Metadata-Version: 2.4
Name: fasterfoodsstack
Version: 0.1.0
Summary: SDK for writing FasterFoods recommendation algorithms
License: MIT
Project-URL: Homepage, https://github.com/RitvikJoshi97/fasterfoodsstack
Keywords: fasterfoodsstack,fasterfoods,nutrition,recommendation
Classifier: Programming Language :: Python :: 3
Classifier: Programming Language :: Python :: 3.10
Classifier: Programming Language :: Python :: 3.11
Classifier: Programming Language :: Python :: 3.12
Classifier: License :: OSI Approved :: MIT License
Classifier: Intended Audience :: Developers
Requires-Python: >=3.10
Description-Content-Type: text/markdown

# fasterfoodsstack (Python)

SDK for writing FasterFoods recommendation algorithms in Python.

## Install

```bash
pip install fasterfoodsstack
```

Or from source:
```bash
cd python/
pip install -e .
```

## Quickstart

```python
import fasterfoodsstack as ffs
from fasterfoodsstack import run_local

# Set your dev API key once (or use the FASTERFOODS_API_KEY env var)
ffs.configure(api_key="ffs-dev-...")

# Write your recommendation algorithm
def get_meal_recommendation(user):
    remaining = user.goals.calories - (user.meals.last.calories if user.meals.last else 0)

    if user.goals.goal_type == "gain_muscle":
        return ffs.recommend.meal(
            name="Grilled Chicken Bowl",
            reason=f"{remaining} kcal remaining — prioritising protein for muscle gain",
            calories=720,
            protein_g=60.0,
            tags=["high-protein", "meal-prep"],
        )

    return ffs.recommend.meal(
        name="Tuna & Quinoa Salad",
        reason=f"{remaining} kcal remaining today",
        calories=480,
        protein_g=42.0,
        tags=["high-protein", "low-carb"],
    )

# Fetch a pre-seeded test profile from the dev environment and run locally
ctx = ffs.dummy.athlete()
result = run_local(get_meal_recommendation, ctx)
# -> prints timing, validates return type, prints result fields

# Available profiles: athlete(), weight_loss(), starter(), family()
ctx = ffs.dummy.weight_loss()
result = run_local(get_meal_recommendation, ctx)
```

## API reference

### `ffs.user` (runtime, injected by platform)

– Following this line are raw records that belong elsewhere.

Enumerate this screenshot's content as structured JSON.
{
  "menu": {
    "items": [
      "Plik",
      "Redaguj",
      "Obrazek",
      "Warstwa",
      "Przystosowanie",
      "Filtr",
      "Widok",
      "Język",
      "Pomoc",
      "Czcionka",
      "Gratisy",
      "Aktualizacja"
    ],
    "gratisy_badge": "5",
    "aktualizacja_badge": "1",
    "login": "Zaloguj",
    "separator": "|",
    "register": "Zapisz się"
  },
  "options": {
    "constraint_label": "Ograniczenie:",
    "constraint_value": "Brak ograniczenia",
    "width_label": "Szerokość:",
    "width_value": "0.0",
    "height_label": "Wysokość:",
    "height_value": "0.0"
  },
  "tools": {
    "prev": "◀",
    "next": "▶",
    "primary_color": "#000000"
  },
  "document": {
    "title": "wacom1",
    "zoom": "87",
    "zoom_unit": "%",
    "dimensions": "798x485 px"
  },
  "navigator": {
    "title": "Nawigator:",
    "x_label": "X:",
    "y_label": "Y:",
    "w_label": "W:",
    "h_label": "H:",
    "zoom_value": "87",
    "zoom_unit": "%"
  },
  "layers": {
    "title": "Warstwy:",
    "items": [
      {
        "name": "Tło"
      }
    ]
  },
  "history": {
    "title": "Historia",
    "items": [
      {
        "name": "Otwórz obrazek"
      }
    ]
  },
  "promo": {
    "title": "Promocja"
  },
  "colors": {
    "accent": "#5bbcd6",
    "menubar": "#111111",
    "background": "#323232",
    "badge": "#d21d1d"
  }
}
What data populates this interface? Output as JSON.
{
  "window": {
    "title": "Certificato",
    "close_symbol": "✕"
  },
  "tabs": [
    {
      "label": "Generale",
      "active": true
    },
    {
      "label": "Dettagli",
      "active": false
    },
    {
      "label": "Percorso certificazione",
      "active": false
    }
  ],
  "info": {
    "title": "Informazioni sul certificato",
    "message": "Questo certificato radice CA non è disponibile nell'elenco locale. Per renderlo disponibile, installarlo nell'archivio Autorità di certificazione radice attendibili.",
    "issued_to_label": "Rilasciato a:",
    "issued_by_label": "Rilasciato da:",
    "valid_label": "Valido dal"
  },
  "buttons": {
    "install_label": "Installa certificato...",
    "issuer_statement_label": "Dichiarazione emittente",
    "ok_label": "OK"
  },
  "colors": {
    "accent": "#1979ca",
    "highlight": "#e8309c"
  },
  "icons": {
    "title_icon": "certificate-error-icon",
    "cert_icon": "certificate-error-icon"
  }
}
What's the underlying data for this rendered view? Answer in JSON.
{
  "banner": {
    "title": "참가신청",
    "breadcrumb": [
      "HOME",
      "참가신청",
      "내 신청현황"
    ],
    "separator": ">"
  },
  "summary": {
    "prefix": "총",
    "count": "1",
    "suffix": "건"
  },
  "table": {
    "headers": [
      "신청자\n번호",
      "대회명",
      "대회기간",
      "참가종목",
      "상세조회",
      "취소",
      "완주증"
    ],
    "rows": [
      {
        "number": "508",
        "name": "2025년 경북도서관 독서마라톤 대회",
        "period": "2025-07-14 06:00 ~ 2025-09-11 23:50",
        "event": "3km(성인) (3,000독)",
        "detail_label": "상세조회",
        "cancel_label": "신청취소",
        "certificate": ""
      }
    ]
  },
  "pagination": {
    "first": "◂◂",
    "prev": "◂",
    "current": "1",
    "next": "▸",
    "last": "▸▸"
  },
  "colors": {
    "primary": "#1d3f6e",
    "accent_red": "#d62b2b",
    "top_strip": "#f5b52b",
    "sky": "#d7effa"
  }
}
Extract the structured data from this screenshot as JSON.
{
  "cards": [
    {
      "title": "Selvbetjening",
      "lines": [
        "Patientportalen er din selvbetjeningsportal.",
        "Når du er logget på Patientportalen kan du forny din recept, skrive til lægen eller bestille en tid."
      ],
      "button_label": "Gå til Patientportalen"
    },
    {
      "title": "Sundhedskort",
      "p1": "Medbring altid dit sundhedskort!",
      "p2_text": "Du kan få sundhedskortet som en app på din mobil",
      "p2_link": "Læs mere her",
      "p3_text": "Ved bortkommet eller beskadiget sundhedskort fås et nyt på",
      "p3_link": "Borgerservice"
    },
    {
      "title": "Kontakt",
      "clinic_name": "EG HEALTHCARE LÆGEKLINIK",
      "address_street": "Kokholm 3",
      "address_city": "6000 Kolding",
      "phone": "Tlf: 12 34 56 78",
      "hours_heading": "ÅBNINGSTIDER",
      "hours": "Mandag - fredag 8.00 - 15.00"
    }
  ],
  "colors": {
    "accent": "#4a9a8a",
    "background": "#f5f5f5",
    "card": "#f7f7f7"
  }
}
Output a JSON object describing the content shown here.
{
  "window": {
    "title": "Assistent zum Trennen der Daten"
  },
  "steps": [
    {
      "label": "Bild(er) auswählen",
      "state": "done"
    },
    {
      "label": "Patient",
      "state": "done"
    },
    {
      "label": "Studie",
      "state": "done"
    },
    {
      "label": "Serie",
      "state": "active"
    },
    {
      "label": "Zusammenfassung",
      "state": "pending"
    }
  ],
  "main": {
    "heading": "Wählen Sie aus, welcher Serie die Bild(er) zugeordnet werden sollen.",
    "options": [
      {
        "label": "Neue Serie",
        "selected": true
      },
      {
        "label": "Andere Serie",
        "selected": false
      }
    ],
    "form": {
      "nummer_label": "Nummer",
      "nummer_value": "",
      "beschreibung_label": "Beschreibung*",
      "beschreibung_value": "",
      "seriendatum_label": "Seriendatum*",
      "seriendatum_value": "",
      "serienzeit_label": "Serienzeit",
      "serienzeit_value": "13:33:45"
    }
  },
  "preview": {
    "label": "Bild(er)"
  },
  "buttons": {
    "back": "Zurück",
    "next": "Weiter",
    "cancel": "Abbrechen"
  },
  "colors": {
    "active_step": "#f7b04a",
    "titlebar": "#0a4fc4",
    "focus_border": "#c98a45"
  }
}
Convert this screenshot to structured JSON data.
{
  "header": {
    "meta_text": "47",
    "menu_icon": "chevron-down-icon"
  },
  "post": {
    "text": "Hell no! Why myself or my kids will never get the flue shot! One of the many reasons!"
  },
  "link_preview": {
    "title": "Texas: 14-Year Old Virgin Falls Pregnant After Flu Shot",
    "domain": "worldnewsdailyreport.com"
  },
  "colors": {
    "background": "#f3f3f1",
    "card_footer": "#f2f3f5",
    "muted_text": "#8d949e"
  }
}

| Attribute | Type | Description |
|-----------|------|-------------|
| `ffs.user.profile.dietary_flags` | `list[str]` | e.g. `["vegetarian", "gluten-free"]` |
| `ffs.user.meals.last` | `Meal \| None` | Most recently logged meal |
| `ffs.user.meals.history(days=7)` | `list[Meal]` | Meals in the last N days |
| `ffs.user.meals.favorites` | `list[Meal]` | User's favourite meals |
| `ffs.user.goals.calories` | `int` | Daily calorie target |
| `ffs.user.goals.protein_g` | `float` | Daily protein target (grams) |
| `ffs.user.goals.carbs_g` | `float` | Daily carbs target (grams) |
| `ffs.user.goals.fat_g` | `float` | Daily fat target (grams) |
| `ffs.user.goals.goal_type` | `str` | `"lose_weight"` \| `"maintain"` \| `"gain_muscle"` |

### `ffs.recommend`

```python
ffs.recommend.meal(
    name: str,
    reason: str,
    calories: int,
    protein_g: float,
    tags: list[str] = [],
) -> MealRecommendation

ffs.recommend.workout(
    type: str,          # "strength" | "cardio" | "flexibility" | "rest"
    duration_minutes: int,
    reason: str,
) -> WorkoutRecommendation
```

### `ffs.dummy`

Fetches pre-seeded test user contexts from the FasterFoods dev environment. Each call makes an authenticated API request and returns a user context with the same shape as the runtime `user` namespace.

```python
ctx = ffs.dummy.athlete()      # high-calorie, gain_muscle
ctx = ffs.dummy.weight_loss()  # caloric deficit, gluten-free
ctx = ffs.dummy.starter()      # balanced beginner, maintain
ctx = ffs.dummy.family()       # vegetarian, maintain
```

### `ffs.configure(api_key, base_url=None)`

Sets the API key for all SDK calls. Call once at startup, or set `FASTERFOODS_API_KEY` in your environment instead.

### `run_local(fn, context)`

Runs your function with a fetched user context, prints timing and the result, validates the return type.